Ross Roche

By Ross Roche

Senior sports writer

Springboks will stick to core strengths against Ireland while adding something new

The Boks have lost their last three encounters with Ireland, stretching back to 2016 when they last won on home soil.

The Springboks won’t have too many surprises for the Irish when they meet in their opening Incoming Series clash at Loftus on Saturday afternoon (kick-off 5pm), but will be adding a few new things to their system in the match.

Assistant coach Mzwandile Stick said that although they were instituting new things, they would stick largely to the DNA that has been working for them over the years, while trying not to be too predictable.

With two new coaches in their setup they will bring new ideas to the table, but the Boks will not stray too far from what continues to work.

“Test match rugby is very physical. That’s something that we as South Africans enjoy and don’t shy away from. There are certain things that we don’t want to negotiate in our system and how we play the game,” explained Stick.

“Especially when you look at the set pieces which is one of our (biggest) strengths and is part of DNA. I don’t think we will ever move away from that because it gives us a good foundation, even if we want to evolve and try something new.

“You still have to execute your core strengths very well, which for us is our set piece, defending well and kicking well. Because a team like Ireland is very smart and have good players.

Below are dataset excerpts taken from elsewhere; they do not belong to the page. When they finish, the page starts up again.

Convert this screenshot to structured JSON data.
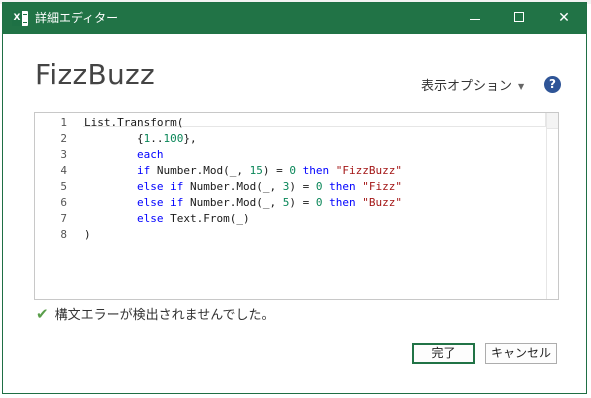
{
  "window": {
    "title": "詳細エディター",
    "app_icon_letter": "X",
    "close_glyph": "✕"
  },
  "header": {
    "query_name": "FizzBuzz",
    "display_options": "表示オプション",
    "help_glyph": "?"
  },
  "editor": {
    "lines": [
      {
        "no": "1",
        "text": "List.Transform("
      },
      {
        "no": "2",
        "text": "        {1..100},"
      },
      {
        "no": "3",
        "text": "        each"
      },
      {
        "no": "4",
        "text": "        if Number.Mod(_, 15) = 0 then \"FizzBuzz\""
      },
      {
        "no": "5",
        "text": "        else if Number.Mod(_, 3) = 0 then \"Fizz\""
      },
      {
        "no": "6",
        "text": "        else if Number.Mod(_, 5) = 0 then \"Buzz\""
      },
      {
        "no": "7",
        "text": "        else Text.From(_)"
      },
      {
        "no": "8",
        "text": ")"
      }
    ]
  },
  "status": {
    "message": "構文エラーが検出されませんでした。",
    "icon": "check-icon"
  },
  "buttons": {
    "done": "完了",
    "cancel": "キャンセル"
  },
  "colors": {
    "titlebar": "#217346",
    "keyword": "#0000ff",
    "string": "#a31515",
    "number": "#098658",
    "check": "#5a9e4b"
  }
}
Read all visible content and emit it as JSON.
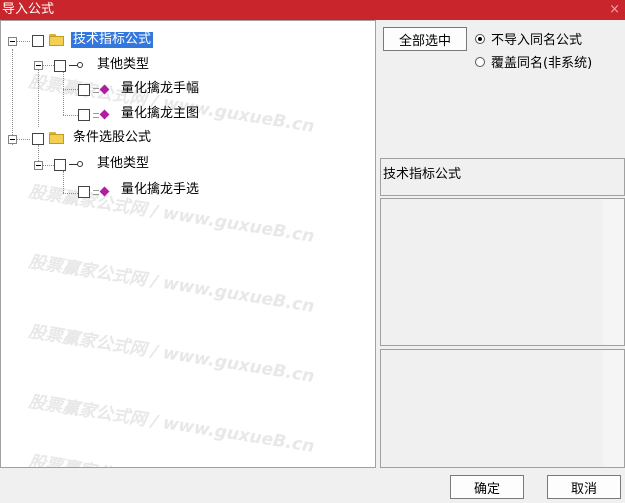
{
  "window": {
    "title": "导入公式",
    "close_glyph": "×"
  },
  "tree": [
    {
      "id": "n1",
      "label": "技术指标公式",
      "icon": "folder-icon",
      "selected": true
    },
    {
      "id": "n2",
      "label": "其他类型",
      "icon": "key-icon"
    },
    {
      "id": "n3",
      "label": "量化擒龙手幅",
      "icon": "formula-icon"
    },
    {
      "id": "n4",
      "label": "量化擒龙主图",
      "icon": "formula-icon"
    },
    {
      "id": "n5",
      "label": "条件选股公式",
      "icon": "folder-icon"
    },
    {
      "id": "n6",
      "label": "其他类型",
      "icon": "key-icon"
    },
    {
      "id": "n7",
      "label": "量化擒龙手选",
      "icon": "formula-icon"
    }
  ],
  "watermark": {
    "site": "股票赢家公式网",
    "sep": "/",
    "url": "www.guxueB.cn"
  },
  "controls": {
    "select_all_label": "全部选中",
    "radio_skip_label": "不导入同名公式",
    "radio_overwrite_label": "覆盖同名(非系统)",
    "selected_radio": "skip"
  },
  "info": {
    "selected_category": "技术指标公式"
  },
  "footer": {
    "ok_label": "确定",
    "cancel_label": "取消"
  }
}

“So we won’t drift away from our strengths, but we will continue to evolve as a team. Having new coaches in our system like Tony Brown and Jerry Flannery, they bring fresh and new ideas and that helps us introduce new things into our system and they players are buying into that.”

Ireland defeats

The Boks have lost their last three encounters with Ireland, stretching back to 2016 when they last won on home soil, while their most recent defeats in Dublin in 2022 and in the World Cup pool phase in 2023 are fueling them.

“It certainly fuels our motivation. When we faced them before in Dublin we created opportunities that could have placed us in a position to win the match. Their crowd was also always behind them,” said Stick.

“Then when we played them in Paris, we didn’t convert our chances and that kept them in the game. There were things we didn’t do well, and we learned tough lessons from that, but it also brought us tighter together as a group. In fact, a lot of what we learned helped us in the match against France (in the quarterfinal).

“So we definitely have to rectify those mistakes (from the past two games) and ensure that we perform better on Saturday because Ireland are a quality team and they have a way of taking their chances.

“That said, what happened in the past won’t count tomorrow. The reality is that against a team like Ireland you’ll probably get five chances or so and you must use them to come out on top on the scoreboard on the day.”